Search code examples
c++stringfor-loopvectortokenize

Output of string in for loop changes depending on whether a certain condition is met


I've been trying to tokenize a string in C++. I have a for loop that I'm using to iterate over the string, as seen below:

for(unsigned int i=0; i < data_str.length(); i++)
{
    tok += data_str[i];
    if(tok[i] == '\n')
    {
        //cout << "NEWLINE" << endl;
        tok = "";
    }
    if(tok == "output:")
    {
        cout << "OUTPUT FOUND" << endl;
        tokens.push_back("output:");
        tok = "";
    }
    cout << tok << endl;
}

As you can see I'm resetting the tok variable when a certain token ("output:") is found. I then add a string to a vector I'm using to store my tokens, called tokens. To see if my tokens vector had the appropriate amount of strings, I printed it out. I expected two strings, each saying "output:". However, when the vector was printed, it only had one string. I did a little debugging, and found that whenever I try to reset the tok variable after finding the token "output:" the loop only finds one occurrence of the string "output:". I then decided to print the tok variable, and got the following output:

o
ou
out
outp
outpu
output
OUTPUT FOUND

"
"H
"He
"Hel
"Hell
"Hello
"Hello
"Hello W
"Hello Wo
"Hello Wor
"Hello Worl
"Hello World
"Hello World"
"Hello World"

"Hello World"
o
"Hello World"
ou
"Hello World"
out
"Hello World"
outp
"Hello World"
outpu
"Hello World"
output
"Hello World"
output:
"Hello World"
output:"
"Hello World"
output:"G
"Hello World"
output:"Go
"Hello World"
output:"Goo
"Hello World"
output:"Good
"Hello World"
output:"Goody
"Hello World"
output:"Goodye
"Hello World"
output:"Goodye
"Hello World"
output:"Goodye W
"Hello World"
output:"Goodye Wo
"Hello World"
output:"Goodye Wor
"Hello World"
output:"Goodye Worl
"Hello World"
output:"Goodye World
"Hello World"
output:"Goodye World"
output:string

When I commented out the line that reset the tok variable I got:

o
ou
out
outp
outpu
output
OUTPUT FOUND
output:
output:"
output:"H
output:"He
output:"Hel
output:"Hell
output:"Hello
output:"Hello
output:"Hello W
output:"Hello Wo
output:"Hello Wor
output:"Hello Worl
output:"Hello World
output:"Hello World"

o
ou
out
outp
outpu
output
OUTPUT FOUND
output:
output:"
output:"G
output:"Go
output:"Goo
output:"Good
output:"Goody
output:"Goodye
output:"Goodye
output:"Goodye W
output:"Goodye Wo
output:"Goodye Wor
output:"Goodye Worl
output:"Goodye World
output:"Goodye World"
output:string
output:string

TWhy does my loop correctly work only when I'm not trying to reset the tok variable?
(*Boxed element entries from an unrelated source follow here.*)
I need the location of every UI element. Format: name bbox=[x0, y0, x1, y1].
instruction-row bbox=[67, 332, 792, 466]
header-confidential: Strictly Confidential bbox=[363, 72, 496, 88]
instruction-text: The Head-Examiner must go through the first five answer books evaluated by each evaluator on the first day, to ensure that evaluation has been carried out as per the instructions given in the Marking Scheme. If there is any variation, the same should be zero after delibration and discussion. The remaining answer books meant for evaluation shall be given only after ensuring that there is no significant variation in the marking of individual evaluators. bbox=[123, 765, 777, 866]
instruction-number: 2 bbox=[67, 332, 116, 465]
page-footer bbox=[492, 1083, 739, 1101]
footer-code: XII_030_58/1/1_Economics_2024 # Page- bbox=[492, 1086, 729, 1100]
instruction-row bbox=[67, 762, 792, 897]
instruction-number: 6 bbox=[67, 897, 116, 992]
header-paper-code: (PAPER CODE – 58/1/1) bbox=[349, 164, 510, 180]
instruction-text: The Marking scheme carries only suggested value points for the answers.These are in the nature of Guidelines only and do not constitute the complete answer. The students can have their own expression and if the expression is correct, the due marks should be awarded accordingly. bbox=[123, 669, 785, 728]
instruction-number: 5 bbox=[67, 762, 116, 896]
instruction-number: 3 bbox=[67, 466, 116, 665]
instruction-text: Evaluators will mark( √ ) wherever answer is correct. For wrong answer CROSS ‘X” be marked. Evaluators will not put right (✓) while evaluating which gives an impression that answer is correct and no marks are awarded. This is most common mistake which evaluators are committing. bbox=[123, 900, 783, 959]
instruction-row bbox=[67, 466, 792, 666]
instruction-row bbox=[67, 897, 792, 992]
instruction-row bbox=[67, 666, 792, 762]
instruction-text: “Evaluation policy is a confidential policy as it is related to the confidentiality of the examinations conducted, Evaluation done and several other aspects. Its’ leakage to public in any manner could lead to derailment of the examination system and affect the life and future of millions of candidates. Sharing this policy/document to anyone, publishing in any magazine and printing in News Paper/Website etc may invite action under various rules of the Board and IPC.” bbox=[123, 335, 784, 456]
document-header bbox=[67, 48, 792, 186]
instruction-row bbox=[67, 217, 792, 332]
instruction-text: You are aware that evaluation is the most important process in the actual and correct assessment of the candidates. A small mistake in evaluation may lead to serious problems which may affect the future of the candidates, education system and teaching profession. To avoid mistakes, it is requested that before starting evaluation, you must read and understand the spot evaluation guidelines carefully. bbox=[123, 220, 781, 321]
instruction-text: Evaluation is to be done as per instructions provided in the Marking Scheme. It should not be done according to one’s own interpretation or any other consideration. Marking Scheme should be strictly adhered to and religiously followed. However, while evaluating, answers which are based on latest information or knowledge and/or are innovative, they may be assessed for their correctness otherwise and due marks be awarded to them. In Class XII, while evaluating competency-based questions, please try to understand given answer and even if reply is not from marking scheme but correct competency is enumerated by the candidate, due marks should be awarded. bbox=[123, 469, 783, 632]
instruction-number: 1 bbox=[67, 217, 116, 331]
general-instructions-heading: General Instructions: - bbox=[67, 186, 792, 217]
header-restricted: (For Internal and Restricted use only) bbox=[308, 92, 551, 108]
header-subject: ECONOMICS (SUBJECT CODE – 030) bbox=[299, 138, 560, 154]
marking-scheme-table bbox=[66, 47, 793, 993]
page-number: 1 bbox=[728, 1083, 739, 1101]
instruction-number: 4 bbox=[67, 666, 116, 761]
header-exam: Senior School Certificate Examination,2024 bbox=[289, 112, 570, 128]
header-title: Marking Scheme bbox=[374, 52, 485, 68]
I have to reset the variable, otherwise other parts of my program wouldn't work. Is there an alternative solution for resetting my tok variable?


Solution

  • It is obvious that tok is a std::string, so:

    for(unsigned int i=0; i < data_str.length(); i++)
        {
            tok += data_str[i];
            if(tok[i] == '\n')
            {
                //cout << "NEWLINE" << endl;
                tok = "";
            }
    

    Let's use paper and pencil, and follow along just this part of the parsing algorithm. Assuming that data_str consists of the following text:

    "hello\nworld"
    

    After data_str[5] gets appended to tok, so that tok now contains "hello\n", since tok[5] is '\n', tok gets cleared to an empty string.

    On the next iteration, data_str[6] gets appended to an empty tok, so tok now contains just a "w" (since it was cleared on the previous iteration of the loop).

     if(tok[i] == '\n')
    

    i is now 6. This checks tok[6]. Of course, tok has only one character. This results in undefined behavior, and meaningless result.

    Things go pretty much off the rails, from this point forward.

    If the intent here is to clear the tok buffer after every newline, check the last character of tok, which would be tok[tok.size()-1], instead of tok[i], since i and the size of tok have absolutely nothing to do with each other, whatsoever.